Some Apparent Counterexamples Two structural features of Michif deserve mention here as they might be taken as counterexamples to the hypothesis suggested here.

No French verbs with Cree nominalizing suffixes First we would expect the Cree nominalizing affixes -kan and -win to attach to French verbs. This, however, does not happen. This might have to do with the great amount of irregularity of the French verb, but this does not seem to be a sufficient explanation.
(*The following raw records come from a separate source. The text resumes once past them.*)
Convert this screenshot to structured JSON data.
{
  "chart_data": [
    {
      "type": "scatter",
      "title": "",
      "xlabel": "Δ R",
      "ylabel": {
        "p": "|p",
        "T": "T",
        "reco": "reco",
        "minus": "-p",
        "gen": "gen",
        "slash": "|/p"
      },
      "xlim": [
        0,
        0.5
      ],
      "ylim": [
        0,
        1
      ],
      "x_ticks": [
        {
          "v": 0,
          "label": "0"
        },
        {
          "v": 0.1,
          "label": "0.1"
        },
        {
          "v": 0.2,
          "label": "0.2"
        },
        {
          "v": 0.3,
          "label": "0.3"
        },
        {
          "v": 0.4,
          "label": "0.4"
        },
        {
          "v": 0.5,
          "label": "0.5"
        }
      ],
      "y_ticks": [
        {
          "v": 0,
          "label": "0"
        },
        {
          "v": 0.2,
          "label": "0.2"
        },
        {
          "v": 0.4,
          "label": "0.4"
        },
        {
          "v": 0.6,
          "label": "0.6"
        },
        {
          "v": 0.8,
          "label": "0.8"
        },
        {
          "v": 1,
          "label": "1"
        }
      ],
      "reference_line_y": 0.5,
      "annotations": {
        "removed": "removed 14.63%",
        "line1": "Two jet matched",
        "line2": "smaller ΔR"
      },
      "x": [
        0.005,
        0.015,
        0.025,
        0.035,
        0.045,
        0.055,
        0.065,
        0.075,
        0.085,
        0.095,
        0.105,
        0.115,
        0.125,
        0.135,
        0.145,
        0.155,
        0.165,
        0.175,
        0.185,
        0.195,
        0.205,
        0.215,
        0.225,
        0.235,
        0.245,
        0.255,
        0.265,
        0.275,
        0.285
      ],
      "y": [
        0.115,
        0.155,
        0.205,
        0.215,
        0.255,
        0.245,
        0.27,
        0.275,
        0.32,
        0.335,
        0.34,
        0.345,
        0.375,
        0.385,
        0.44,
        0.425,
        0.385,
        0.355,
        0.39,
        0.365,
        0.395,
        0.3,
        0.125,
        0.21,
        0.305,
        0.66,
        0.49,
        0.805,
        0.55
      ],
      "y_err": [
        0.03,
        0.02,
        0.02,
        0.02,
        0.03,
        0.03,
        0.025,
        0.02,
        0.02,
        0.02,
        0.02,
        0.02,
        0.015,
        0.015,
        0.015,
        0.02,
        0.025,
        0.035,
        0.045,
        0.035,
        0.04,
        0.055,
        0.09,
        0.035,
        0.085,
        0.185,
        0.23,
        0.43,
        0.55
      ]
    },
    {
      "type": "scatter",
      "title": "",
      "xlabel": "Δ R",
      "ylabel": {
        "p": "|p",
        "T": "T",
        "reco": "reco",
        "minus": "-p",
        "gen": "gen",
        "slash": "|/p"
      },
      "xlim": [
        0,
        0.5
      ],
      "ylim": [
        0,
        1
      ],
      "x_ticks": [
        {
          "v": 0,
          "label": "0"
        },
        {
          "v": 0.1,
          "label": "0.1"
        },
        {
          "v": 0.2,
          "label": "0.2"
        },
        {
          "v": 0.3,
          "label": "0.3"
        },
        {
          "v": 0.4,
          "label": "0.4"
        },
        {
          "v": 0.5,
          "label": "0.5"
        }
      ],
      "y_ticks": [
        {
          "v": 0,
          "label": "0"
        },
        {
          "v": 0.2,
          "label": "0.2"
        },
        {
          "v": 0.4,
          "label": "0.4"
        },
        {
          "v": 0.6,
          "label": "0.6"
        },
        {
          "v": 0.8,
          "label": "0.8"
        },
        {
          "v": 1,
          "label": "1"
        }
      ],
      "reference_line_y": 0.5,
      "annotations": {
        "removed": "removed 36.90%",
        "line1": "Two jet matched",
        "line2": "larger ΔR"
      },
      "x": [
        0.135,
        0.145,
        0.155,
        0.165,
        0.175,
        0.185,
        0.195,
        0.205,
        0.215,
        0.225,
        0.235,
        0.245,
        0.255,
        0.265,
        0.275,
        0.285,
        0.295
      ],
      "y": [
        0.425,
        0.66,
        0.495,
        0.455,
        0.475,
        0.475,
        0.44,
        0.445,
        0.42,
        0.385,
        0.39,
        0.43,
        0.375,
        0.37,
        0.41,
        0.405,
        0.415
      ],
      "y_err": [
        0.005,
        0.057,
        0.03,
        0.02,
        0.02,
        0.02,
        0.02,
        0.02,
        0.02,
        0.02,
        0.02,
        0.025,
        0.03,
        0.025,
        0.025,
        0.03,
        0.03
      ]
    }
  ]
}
French articles with Cree nouns The second is the fact that Cree nouns (whether real nouns or nominalized verbs) when used in Michif are frequently but not always preceded by French articles or possessive markers, especially the less common nouns: (50) le wepin-ike-win the throw-INTRANS-NOM 'garbage'

(51) une poyo-sk a-FEM quit-ITER 'a quitter'

Preliminary explanation This contradicts the prediction of my hypothesis. One preliminary expla­ nation I could suggest at this moment is the fact that the result of the relexification process was (unconsciously) analyzed by speakers of Michif as having Cree verbs and French nouns, so that when Cree nouns were used they were interpreted as belonging to the French noun phrase, thus getting a French article. Another possibility is that one considers these Cree nouns as borrowings into French; it is a fact that they often have the article that would be required when the noun would have been French, with the exception of the verbalized Cree nouns formed with the -win and -kan suffixes, which are always masculine. THE GENESIS OF MICHIF 33

Conclusion

We have seen that the predictions of my hypothesis are partly corroborated by the data, which show the existence of French lexical stems (both nouns and verbs) with Cree grammatical affixes. In cases where the Cree affix is not used, we clearly find a French element which functions unlike its French source, but exactly like the Cree element it replaces, with only few exceptions. We also find Cree grammatical elements when these are free morphemes. In conclusion I claim that Michif came into being via a process tenta­ tively called "relexification" (which is always accompanied by regrammati- calization). Most often the result will be a language with the grammatical system of language A and the lexicon of language B. Michif looks different from the other cases because in Michif the whole verb complex must be considered as consisting of only affixes, without a stem, so that the verb must be Cree. Relexification is a process that occurs under certain specific social circumstances. These are a bilingual community with no prestige norms of either language and a group that chooses not to belong to any the surrounding groups. This group has a separate identity. The mixed language, which is the result of the relexification process, is used as an intra-group language. If these circumstances are such that a mixed language is needed, the new language will have a lexicon which has an origin different from its grammatical system. The results may differ according to what is part of the lexicon and what is part of the grammar in these languages. If a language has a verb that consists only of bound morphemes (such as the Cree verb or the Basque auxiliary), these will be used in full. And if the two languages are closely related genetically, the results will be different too. If both languages are close to isolating, having few or no bound morphemes, the result may be an arbitrary mixture of the two . But in the other cases, the grammar will be from one language and the lexicon from another. It is quite possible that some languages that are now considered unmixed languages came into being in the distant past as the result of this process. This can be shown only when both languages are known. In any case the social facts thus precede the linguistic facts in relexification.